Avec "Silent Jenny", Mathieu Bablet, édité chez Rue de Sèvres (Label 619), nous propose l'album qui clôture une trilogie démarré avec "shangri-la. Un album somptueux prenant place dans un monde flétri, où les survivants tentent tant bien que mal de recoller les pots cassés.

   Dans un futur sombre où les insectes pollinisateurs ont disparu après d’immenses bouleversements climatiques, l’humanité survit en grande partie à bord de “monades” : ces vaisseaux-villages motorisés qui errent sur des terres stériles. Jenny est biologiste, engagée dans une mission cruciale : retrouver les dernières traces d’ADN d’abeilles. Si l’espèce réapparaît, c’est l’espoir de restaurer un fragile équilibre, mais aussi de retrouver ce monde d’avant que beaucoup imaginent encore dans les récits et les souvenirs anciens.
   Jenny vit à bord du Cherche-Midi, l’une de ces monades, et elle doit affronter la désolation des paysages, la désespérance collective, et la surveillance ou l’opposition de factions humaines opposées, notamment la PuysCorp ou les Mange-Cailloux, qui vivent en marge. À chaque plongée dans la mémoire biologique, elle soulève des cicatrices invisibles : souvenirs en lambeaux, faux espoirs, échecs anciens. L’enjeu n’est pas seulement scientifique, mais moral : jusqu’où ira-t-elle pour restaurer ce qui semble irrémédiablement perdu ?
   Mathieu Bablet installe une tension subtile mais constante. L’intrigue mêle exploration scientifique, quête identitaire, et dystopie. Le temps semble ralentir dans les scènes contemplatives — Jenny scrutant des fragments ADN, fouillant d’anciennes archives — puis s’accélérer dès que surgissent les obstacles humains ou naturels. Le rythme est équilibré entre spleen de la perte et espoir. Le personnage de Jenny est bien dessiné : déterminée, vulnérable, blessée par le passé, mais sans être héroïque au sens cliché.
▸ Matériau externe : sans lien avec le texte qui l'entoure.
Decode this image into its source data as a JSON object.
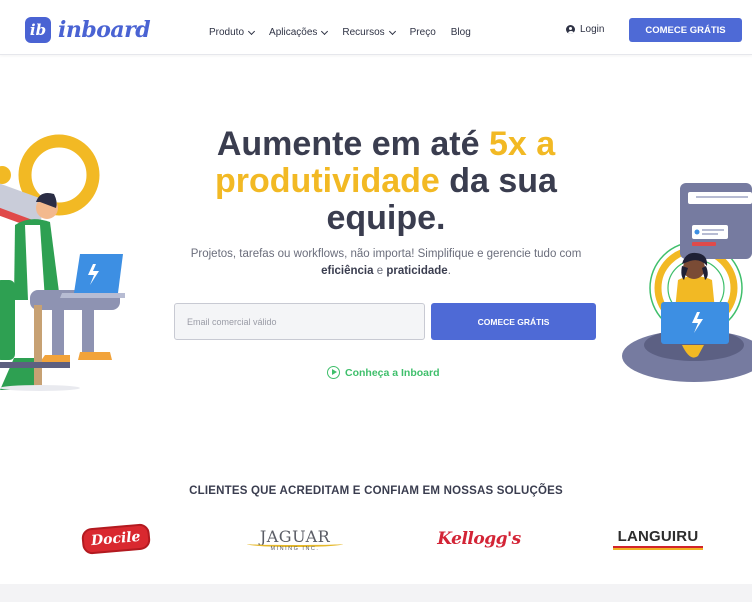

Ce mélange de résilience et de doute donne de la profondeur au récit.
   Graphiquement, l’album frappe par sa maîtrise visuelle. Le monde est désolé, creusé par la sécheresse, la poussière, les cieux lourds. Bablet joue des décors quasi-désertiques et des architectures rouillées des monades pour évoquer à la fois la perte et la dérive. Le trait est net, souvent précis dans les détails scientifiques et technologiques, mais aussi capable de douceur dans les scènes plus intimes. Les couleurs oscillent entre des teintes ternes, presque grisâtres, et des touches plus vives lors des moments d’espoir. La mise en page contribue à nous ancrer dans le récit, faite de larges scènes panoramiques pour montrer l'étendue du désert, et de cases serrées pour les moments de tension ou de solitude écrasante.
   Silent Jenny est une œuvre ambitieuse : elle ne se contente pas de poser un univers post-apocalyptique, elle le fait respirer, le rend tangible, le mêle à des questions délicates sur la mémoire, l’écologie, et ce que nous sommes prêts à sacrifier pour retrouver ce que le monde a perdu. Jenny incarne cet entre-deux : ni idéaliste naïve, ni cynique désabusée, mais une femme qui regarde le passé pour y puiser une force.
Un récit rondement mené qui vient clôturer avec brio ce triptyque démarré avec Shangri-La. Une œuvre majeure qui nous donne à voir, une fois de plus, l'étendue des capacités de cet auteur complet.